E.g. "turn versioning on" and "set the ACL" -- which applies first? Thus PROPPATCH adds difficulties. This argument was then countered: one could always just specify that certain live properties could be specified as "must be proppatched alone", and this would meet the transactability requirements.

- Pro custom write method: Updating live properties is often intended to have side effects, whereas proppatching dead properties doesn't. But the client can't tell the difference between having set a live property and a dead one, the server responds the same either way to a PROPPATCH. Thus, a custom write method is required so the client can be sure the server has done what it intended.

It was suggested a server could support both: it could allow PROPPATCH and the custom method.

Final suggestion to stick with current proposal, and wait for implementation experience to decide whether writing properties is good.

The name "right" vs. "privilege" & "permission" will be discussed offline.

"DeltaV report on things of general interest,"
---------------------------------------------

This quick discussion was on features or methods required in DeltaV that might be more broadly applicable, thus deserved explanation to the WebDAV group as a whole.

Geoff Clemm, Jim Amsden

(1) "Comment" and "creator display name" properties have been added in DeltaV but may be generally useful.

(2) "Update: yes" vs. "Overwrite: yes" vs. "Overwrite: update" Rather than define a new value for the Overwrite header, it was decided to propose a clarification to 2518, indicating that it's not necessary to do a DELETE before an Overwrite: T operation.

(3) New response bodies included on 403 and 409; very similar to advanced status reporting discussion (and intended to interoperate)

(4) Options request now takes a body: Roy pointed out it's supposed to.

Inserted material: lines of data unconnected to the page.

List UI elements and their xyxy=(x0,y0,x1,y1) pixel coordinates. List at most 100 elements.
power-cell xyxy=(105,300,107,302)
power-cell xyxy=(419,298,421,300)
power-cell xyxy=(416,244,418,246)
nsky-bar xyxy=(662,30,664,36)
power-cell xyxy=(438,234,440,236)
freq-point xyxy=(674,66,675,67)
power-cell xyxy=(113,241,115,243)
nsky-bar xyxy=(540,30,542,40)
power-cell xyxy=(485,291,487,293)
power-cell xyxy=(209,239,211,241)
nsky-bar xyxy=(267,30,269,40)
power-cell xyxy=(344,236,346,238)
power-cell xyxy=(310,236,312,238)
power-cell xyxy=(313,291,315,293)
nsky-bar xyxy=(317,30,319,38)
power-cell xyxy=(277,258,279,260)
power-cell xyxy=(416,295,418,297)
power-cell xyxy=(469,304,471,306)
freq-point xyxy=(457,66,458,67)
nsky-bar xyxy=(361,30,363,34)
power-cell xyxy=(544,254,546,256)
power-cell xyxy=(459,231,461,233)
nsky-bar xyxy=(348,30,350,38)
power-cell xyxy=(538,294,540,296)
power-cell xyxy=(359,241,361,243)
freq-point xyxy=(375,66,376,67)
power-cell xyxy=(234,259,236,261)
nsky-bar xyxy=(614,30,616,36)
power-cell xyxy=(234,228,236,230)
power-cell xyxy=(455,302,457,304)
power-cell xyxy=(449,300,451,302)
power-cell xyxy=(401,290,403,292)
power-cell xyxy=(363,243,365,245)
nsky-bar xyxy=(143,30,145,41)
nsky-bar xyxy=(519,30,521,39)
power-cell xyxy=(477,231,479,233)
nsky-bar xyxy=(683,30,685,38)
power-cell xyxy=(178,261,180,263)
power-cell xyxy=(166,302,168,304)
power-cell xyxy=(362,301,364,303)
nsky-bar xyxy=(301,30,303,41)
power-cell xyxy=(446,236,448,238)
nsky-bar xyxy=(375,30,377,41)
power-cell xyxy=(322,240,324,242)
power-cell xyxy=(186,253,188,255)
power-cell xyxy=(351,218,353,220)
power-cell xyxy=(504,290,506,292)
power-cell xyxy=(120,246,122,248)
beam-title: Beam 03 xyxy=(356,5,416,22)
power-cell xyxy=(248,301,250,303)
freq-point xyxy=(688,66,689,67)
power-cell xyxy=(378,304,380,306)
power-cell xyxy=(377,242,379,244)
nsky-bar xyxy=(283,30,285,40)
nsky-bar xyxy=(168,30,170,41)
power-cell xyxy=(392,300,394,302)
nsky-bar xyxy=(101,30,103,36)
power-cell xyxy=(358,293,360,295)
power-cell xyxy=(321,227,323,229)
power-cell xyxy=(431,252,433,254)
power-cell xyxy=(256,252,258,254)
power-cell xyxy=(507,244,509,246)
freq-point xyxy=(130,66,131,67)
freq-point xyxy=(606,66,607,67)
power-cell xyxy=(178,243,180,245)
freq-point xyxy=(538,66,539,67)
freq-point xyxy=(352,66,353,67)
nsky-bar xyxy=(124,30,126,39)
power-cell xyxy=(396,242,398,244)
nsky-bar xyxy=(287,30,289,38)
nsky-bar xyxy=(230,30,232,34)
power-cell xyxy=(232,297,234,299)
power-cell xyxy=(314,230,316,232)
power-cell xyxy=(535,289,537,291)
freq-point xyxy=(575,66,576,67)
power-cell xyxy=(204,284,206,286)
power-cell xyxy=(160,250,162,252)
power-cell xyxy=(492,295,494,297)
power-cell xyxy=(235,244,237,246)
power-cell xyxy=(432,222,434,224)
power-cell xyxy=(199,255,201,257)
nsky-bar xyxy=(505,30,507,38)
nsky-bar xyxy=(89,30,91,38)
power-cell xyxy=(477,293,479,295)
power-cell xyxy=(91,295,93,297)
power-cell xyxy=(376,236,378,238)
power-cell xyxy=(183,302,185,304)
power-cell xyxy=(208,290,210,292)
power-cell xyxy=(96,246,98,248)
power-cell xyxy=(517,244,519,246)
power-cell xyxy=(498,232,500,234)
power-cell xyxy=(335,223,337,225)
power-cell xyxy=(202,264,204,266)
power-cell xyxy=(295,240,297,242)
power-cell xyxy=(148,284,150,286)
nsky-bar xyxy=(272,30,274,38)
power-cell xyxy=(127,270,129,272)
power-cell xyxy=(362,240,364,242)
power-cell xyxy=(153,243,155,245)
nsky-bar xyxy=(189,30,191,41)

(5) Report method, which marshals large sets of information from the server. The intent with the REPORT functionality was to be able to ask for information that the server knows how to generate. The goal is to have a set of defined layouts of read-only information. DeltaV decided not to use (abuse?) POST for this feature, because it's just request for information. But unlike PROPFIND, parameters need to be sent along with the name of the report being requested. Rather than modify PROPFIND to add this extra information, DeltaV designed it to be a new method.